Lucky stepped in front of her, blocking her path. “Where are you going, darling?”

That stopped her in her tracks.

Darling?

He said it as if he had a right to.

That was well past being intimate. Then he slid his arm around her waist and leaned in close. Too close. It violated her personal space and then some. Marin slapped her palm on his chest to stop him from violating it further.

“Is there a problem?” Nurse Garcia asked.

“You bet there is,” Marin informed her.

And she would have voiced exactly what that problem was if she’d had the chance.

She hadn’t.

Because in that same moment, Lucky Bacelli curved his hand around her waist and gently pulled her closer to him. He put his mouth right against her ear. “This was the only way,” he whispered.

Marin tried to move away, but he held on. “The only way for what?” she demanded.

“To keep you and Noah safe.” He kept his voice low, practically a murmur.

Even with the pain and fog in her head and his barely audible voice, she understood what he meant. Lucky had needed to protect Noah from her parents, just as she’d asked him to do. He’d pretended to be Randall Davidson, a dead man. Marin couldn’t remember how Lucky had known Randall’s name. Had she mentioned it? She must have. Thankfully, her parents had never met Randall and knew almost nothing about him. They certainly didn’t know he was dead. She’d kept that from them because if she’d explained his death, she would have also had to endure countless questions about their life together.

Marin stopped struggling to get away from him and wearily dropped her head on his shoulder. He’d lied, but he’d done it all for Noah’s sake. “My parents tried to take him?”

Lucky nodded. “They tried and failed. But I’m pretty sure they’ll be back soon for round two.”

That wasn’t a surprise. With her in a hospital bed, her parents had probably thought they could take over her life before she even regained consciousness. It’d been a miracle that Lucky had been able to stop them, and if he’d had to do that with lies, then it was a small price to pay for her to be able to keep her son from them.
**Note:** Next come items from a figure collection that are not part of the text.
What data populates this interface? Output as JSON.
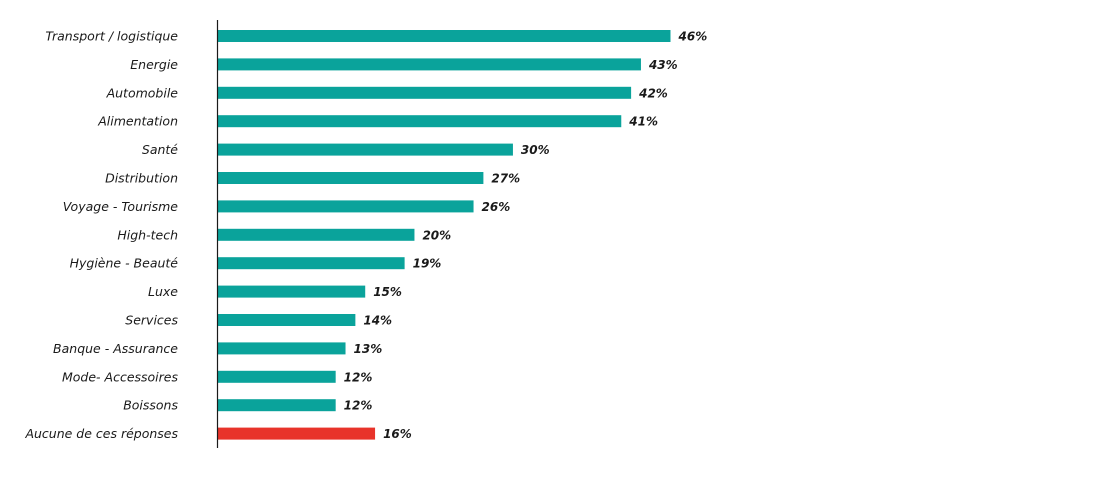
{
  "chart_data": {
    "type": "bar",
    "orientation": "horizontal",
    "categories": [
      "Transport / logistique",
      "Energie",
      "Automobile",
      "Alimentation",
      "Santé",
      "Distribution",
      "Voyage - Tourisme",
      "High-tech",
      "Hygiène - Beauté",
      "Luxe",
      "Services",
      "Banque - Assurance",
      "Mode- Accessoires",
      "Boissons",
      "Aucune de ces réponses"
    ],
    "values": [
      46,
      43,
      42,
      41,
      30,
      27,
      26,
      20,
      19,
      15,
      14,
      13,
      12,
      12,
      16
    ],
    "value_labels": [
      "46%",
      "43%",
      "42%",
      "41%",
      "30%",
      "27%",
      "26%",
      "20%",
      "19%",
      "15%",
      "14%",
      "13%",
      "12%",
      "12%",
      "16%"
    ],
    "bar_colors": [
      "#0aa39b",
      "#0aa39b",
      "#0aa39b",
      "#0aa39b",
      "#0aa39b",
      "#0aa39b",
      "#0aa39b",
      "#0aa39b",
      "#0aa39b",
      "#0aa39b",
      "#0aa39b",
      "#0aa39b",
      "#0aa39b",
      "#0aa39b",
      "#e8332a"
    ],
    "xlim": [
      0,
      46
    ],
    "grid": false,
    "legend": "none",
    "title": "",
    "xlabel": "",
    "ylabel": ""
  },
  "colors": {
    "primary_bar": "#0aa39b",
    "highlight_bar": "#e8332a",
    "axis": "#1a1a1a",
    "text": "#1a1a1a"
  }
}
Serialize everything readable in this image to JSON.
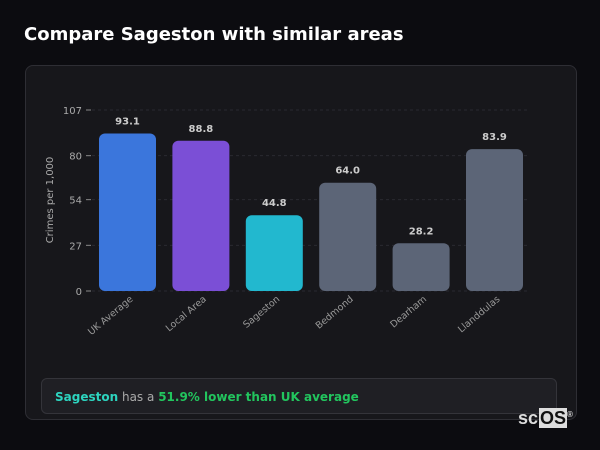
{
  "title": "Compare Sageston with similar areas",
  "chart_data": {
    "type": "bar",
    "title": "",
    "ylabel": "Crimes per 1,000",
    "xlabel": "",
    "ylim": [
      0,
      107
    ],
    "yticks": [
      0,
      27,
      54,
      80,
      107
    ],
    "grid": true,
    "categories": [
      "UK Average",
      "Local Area",
      "Sageston",
      "Bedmond",
      "Dearham",
      "Llanddulas"
    ],
    "values": [
      93.1,
      88.8,
      44.8,
      64.0,
      28.2,
      83.9
    ],
    "colors": [
      "#3b76dc",
      "#7b4fd6",
      "#22b8cf",
      "#5c6577",
      "#5c6577",
      "#5c6577"
    ]
  },
  "insight": {
    "area": "Sageston",
    "middle": "has a",
    "highlight": "51.9% lower than UK average"
  },
  "logo": {
    "prefix": "sc",
    "suffix": "OS",
    "mark": "®"
  }
}
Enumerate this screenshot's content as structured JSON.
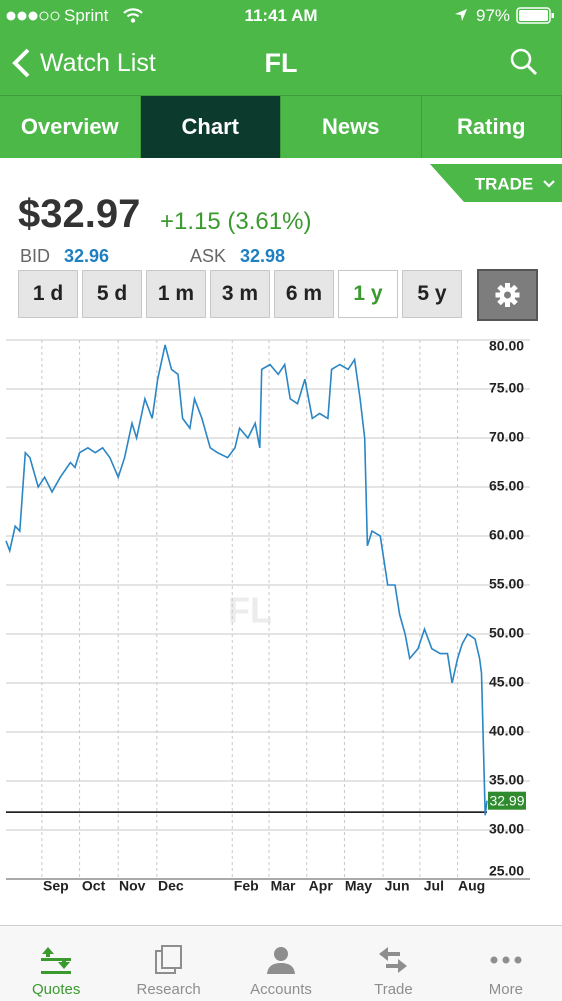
{
  "status_bar": {
    "carrier": "Sprint",
    "time": "11:41 AM",
    "battery": "97%"
  },
  "nav": {
    "back": "Watch List",
    "title": "FL"
  },
  "tabs": [
    "Overview",
    "Chart",
    "News",
    "Rating"
  ],
  "selected_tab": 1,
  "trade_button": "TRADE",
  "quote": {
    "price": "$32.97",
    "change": "+1.15 (3.61%)",
    "bid_label": "BID",
    "bid": "32.96",
    "ask_label": "ASK",
    "ask": "32.98"
  },
  "ranges": [
    "1 d",
    "5 d",
    "1 m",
    "3 m",
    "6 m",
    "1 y",
    "5 y"
  ],
  "selected_range": 5,
  "chart_data": {
    "type": "line",
    "watermark": "FL",
    "color": "#2a86c5",
    "x": [
      0,
      0.4,
      1,
      1.5,
      2.1,
      2.6,
      3.5,
      4.2,
      5,
      5.9,
      7,
      7.5,
      8,
      8.9,
      9.7,
      10.5,
      11.3,
      12.2,
      12.9,
      13.7,
      14.2,
      15.1,
      15.9,
      16.5,
      17.3,
      18,
      18.7,
      19.2,
      20,
      20.5,
      21.3,
      22.2,
      23,
      24.1,
      24.9,
      25.4,
      26.3,
      27.1,
      27.6,
      27.8,
      28.7,
      29.6,
      30.3,
      30.9,
      31.7,
      32.5,
      33.3,
      34.1,
      35,
      35.4,
      36.3,
      37.2,
      37.9,
      38.5,
      39,
      39.3,
      39.8,
      40.7,
      41.5,
      42.3,
      42.8,
      43.4,
      43.9,
      44.8,
      45.5,
      46.3,
      47.2,
      48,
      48.5,
      49.1,
      49.6,
      50.2,
      51,
      51.5,
      51.7,
      52.1,
      52.3
    ],
    "values": [
      59.5,
      58.5,
      61,
      60.5,
      68.5,
      68,
      65,
      66,
      64.5,
      66,
      67.5,
      67,
      68.5,
      69,
      68.5,
      69,
      68,
      66,
      68,
      71.5,
      70,
      74,
      72,
      76,
      79.5,
      77,
      76.5,
      72,
      71,
      74,
      72,
      69,
      68.5,
      68,
      69,
      71,
      70,
      71.5,
      69,
      77,
      77.5,
      76.5,
      77.5,
      74,
      73.5,
      76,
      72,
      72.5,
      72,
      77,
      77.5,
      77,
      78,
      74,
      70,
      59,
      60.5,
      60,
      55,
      55,
      52,
      50,
      47.5,
      48.5,
      50.5,
      48.5,
      48,
      48,
      45,
      47.5,
      49,
      50,
      49.5,
      47.5,
      46,
      31.5,
      32.99
    ],
    "last_value": 32.99,
    "reference_line": 31.82,
    "xlim": [
      0,
      52.3
    ],
    "ylim": [
      25,
      80
    ],
    "xticks": [
      {
        "value": 3.9,
        "label": "Sep"
      },
      {
        "value": 8,
        "label": "Oct"
      },
      {
        "value": 12.2,
        "label": "Nov"
      },
      {
        "value": 16.4,
        "label": "Dec"
      },
      {
        "value": 24.6,
        "label": "Feb"
      },
      {
        "value": 28.6,
        "label": "Mar"
      },
      {
        "value": 32.7,
        "label": "Apr"
      },
      {
        "value": 36.8,
        "label": "May"
      },
      {
        "value": 41,
        "label": "Jun"
      },
      {
        "value": 45,
        "label": "Jul"
      },
      {
        "value": 49.1,
        "label": "Aug"
      }
    ],
    "yticks": [
      {
        "value": 25,
        "label": "25.00"
      },
      {
        "value": 30,
        "label": "30.00"
      },
      {
        "value": 35,
        "label": "35.00"
      },
      {
        "value": 40,
        "label": "40.00"
      },
      {
        "value": 45,
        "label": "45.00"
      },
      {
        "value": 50,
        "label": "50.00"
      },
      {
        "value": 55,
        "label": "55.00"
      },
      {
        "value": 60,
        "label": "60.00"
      },
      {
        "value": 65,
        "label": "65.00"
      },
      {
        "value": 70,
        "label": "70.00"
      },
      {
        "value": 75,
        "label": "75.00"
      },
      {
        "value": 80,
        "label": "80.00"
      }
    ],
    "grid": true
  },
  "bottom_tabs": [
    "Quotes",
    "Research",
    "Accounts",
    "Trade",
    "More"
  ],
  "selected_bottom_tab": 0
}
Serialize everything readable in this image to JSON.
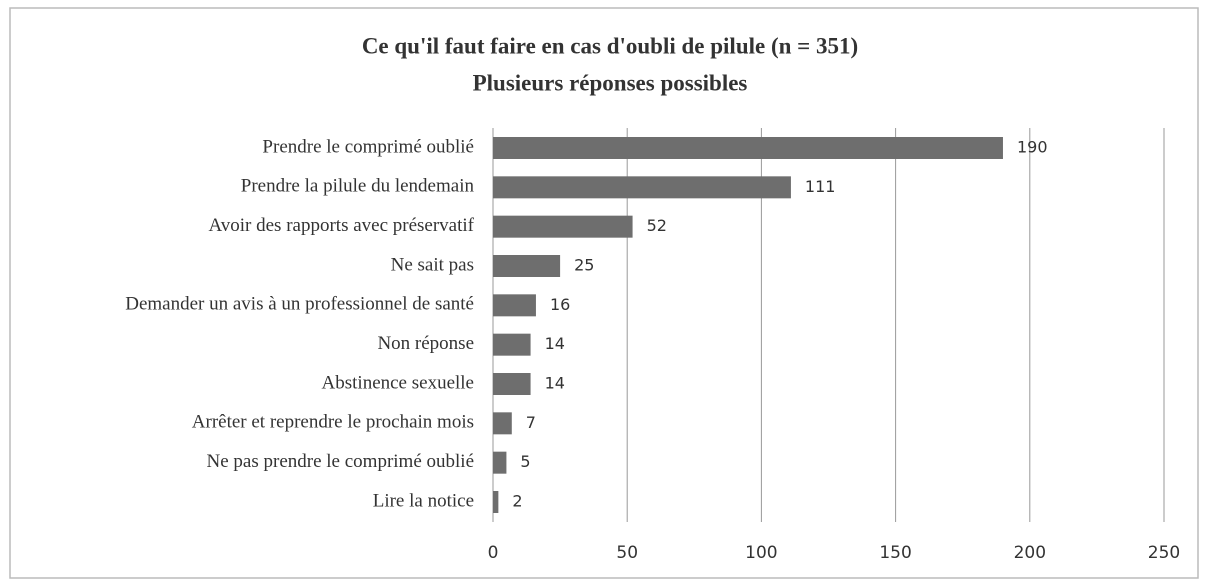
{
  "chart_data": {
    "type": "bar",
    "orientation": "horizontal",
    "title": "Ce qu'il faut faire en cas d'oubli de pilule (n = 351)",
    "subtitle": "Plusieurs réponses possibles",
    "categories": [
      "Prendre le comprimé oublié",
      "Prendre la pilule du lendemain",
      "Avoir des rapports avec préservatif",
      "Ne sait pas",
      "Demander un avis à un professionnel de santé",
      "Non réponse",
      "Abstinence sexuelle",
      "Arrêter et reprendre le prochain mois",
      "Ne pas prendre le comprimé oublié",
      "Lire la notice"
    ],
    "values": [
      190,
      111,
      52,
      25,
      16,
      14,
      14,
      7,
      5,
      2
    ],
    "color": "#6e6e6e",
    "xlim": [
      0,
      250
    ],
    "xticks": [
      0,
      50,
      100,
      150,
      200,
      250
    ],
    "grid": true
  }
}
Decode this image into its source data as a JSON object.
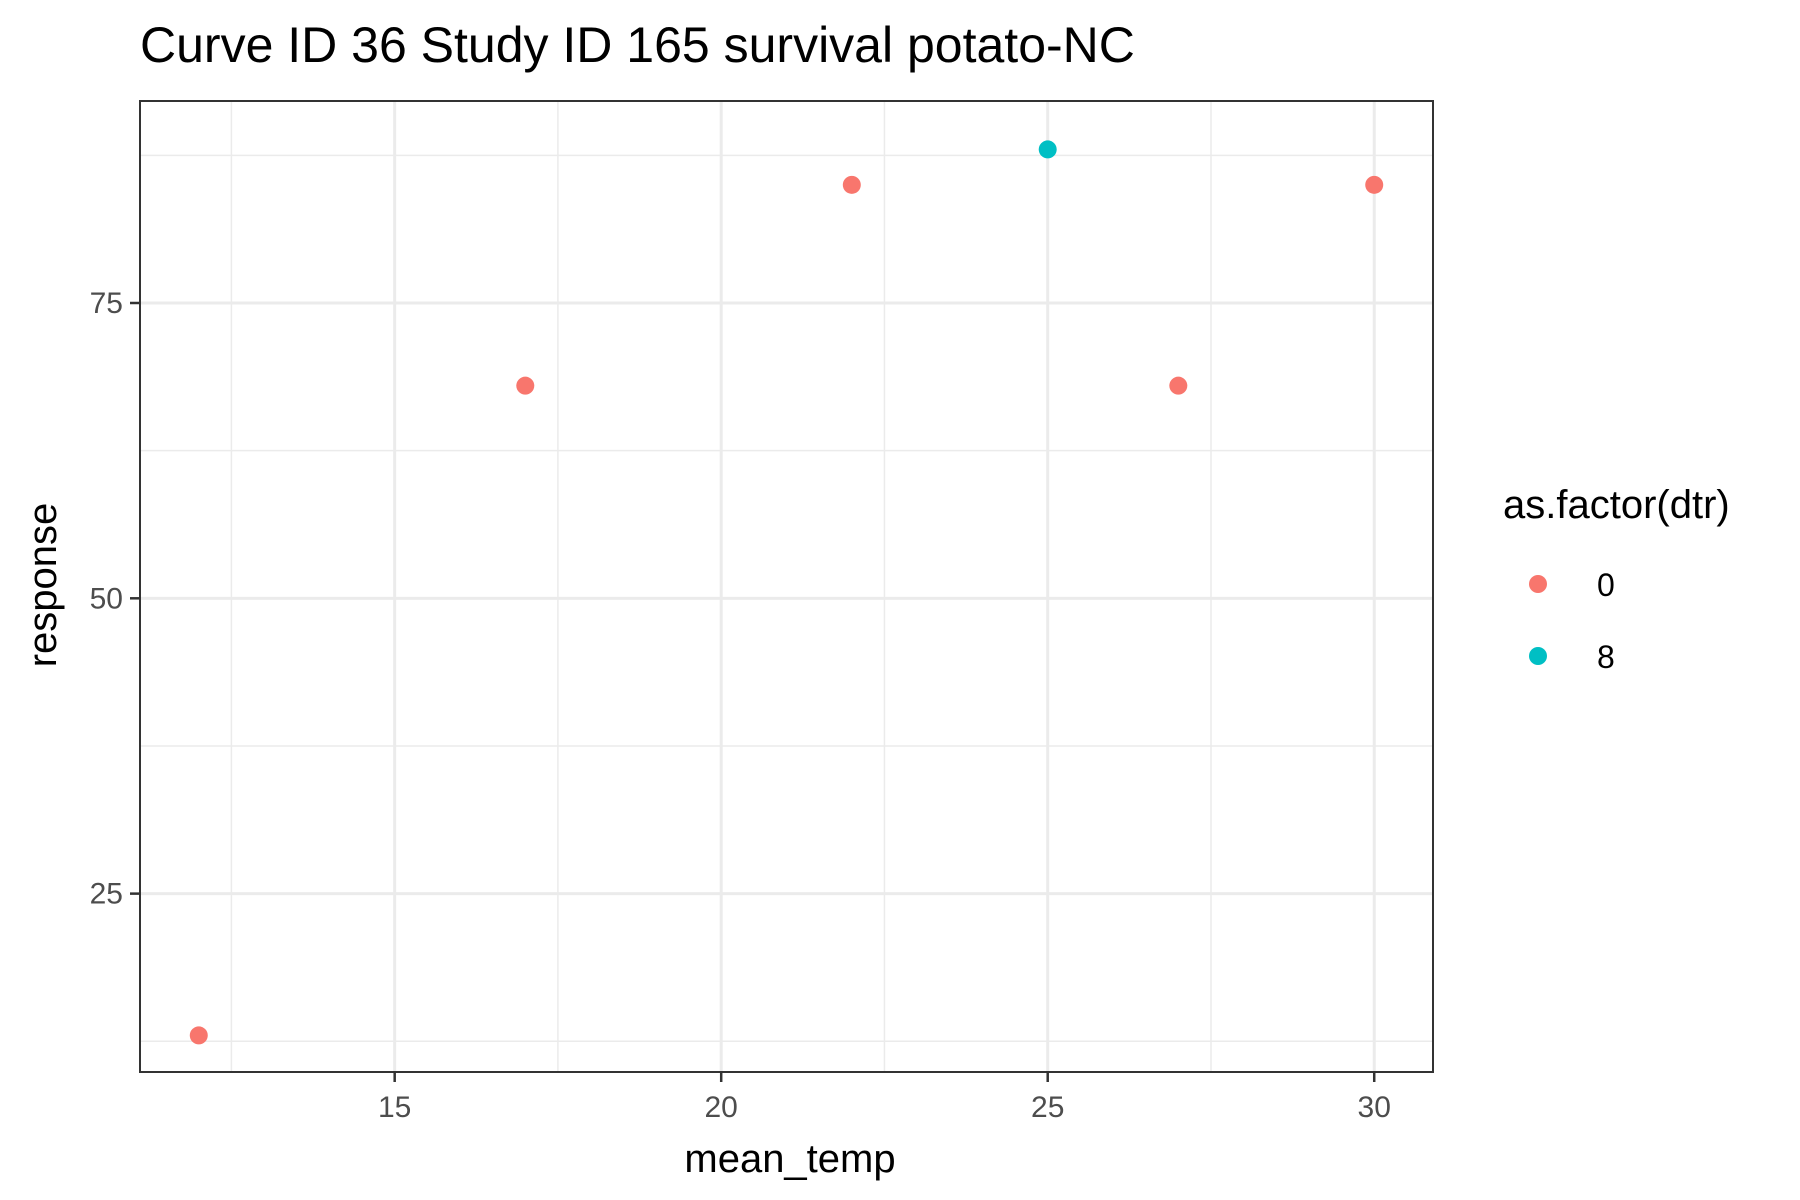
{
  "chart_data": {
    "type": "scatter",
    "title": "Curve ID 36 Study ID 165 survival potato-NC",
    "xlabel": "mean_temp",
    "ylabel": "response",
    "xlim": [
      11.1,
      30.9
    ],
    "ylim": [
      9.9,
      92.1
    ],
    "xticks": [
      15,
      20,
      25,
      30
    ],
    "yticks": [
      25,
      50,
      75
    ],
    "xtick_labels": [
      "15",
      "20",
      "25",
      "30"
    ],
    "ytick_labels": [
      "25",
      "50",
      "75"
    ],
    "grid": true,
    "legend": {
      "title": "as.factor(dtr)",
      "position": "right",
      "entries": [
        {
          "label": "0",
          "color": "#F8766D"
        },
        {
          "label": "8",
          "color": "#00BFC4"
        }
      ]
    },
    "series": [
      {
        "name": "0",
        "color": "#F8766D",
        "points": [
          {
            "x": 12,
            "y": 13
          },
          {
            "x": 17,
            "y": 68
          },
          {
            "x": 22,
            "y": 85
          },
          {
            "x": 27,
            "y": 68
          },
          {
            "x": 30,
            "y": 85
          }
        ]
      },
      {
        "name": "8",
        "color": "#00BFC4",
        "points": [
          {
            "x": 25,
            "y": 88
          }
        ]
      }
    ]
  }
}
“Thank you,” Marin mouthed.

“Don’t thank me.” Lucky moved back enough to allow their gazes to connect. The gray in his eyes turned stormy. “I don’t think that train accident was really an accident,” he whispered.

Stunned, Marin shook her head. “What do you mean?”

It seemed as if he changed his mind a dozen times about what to say. “Marin, Noah and you were nearly killed because of me.”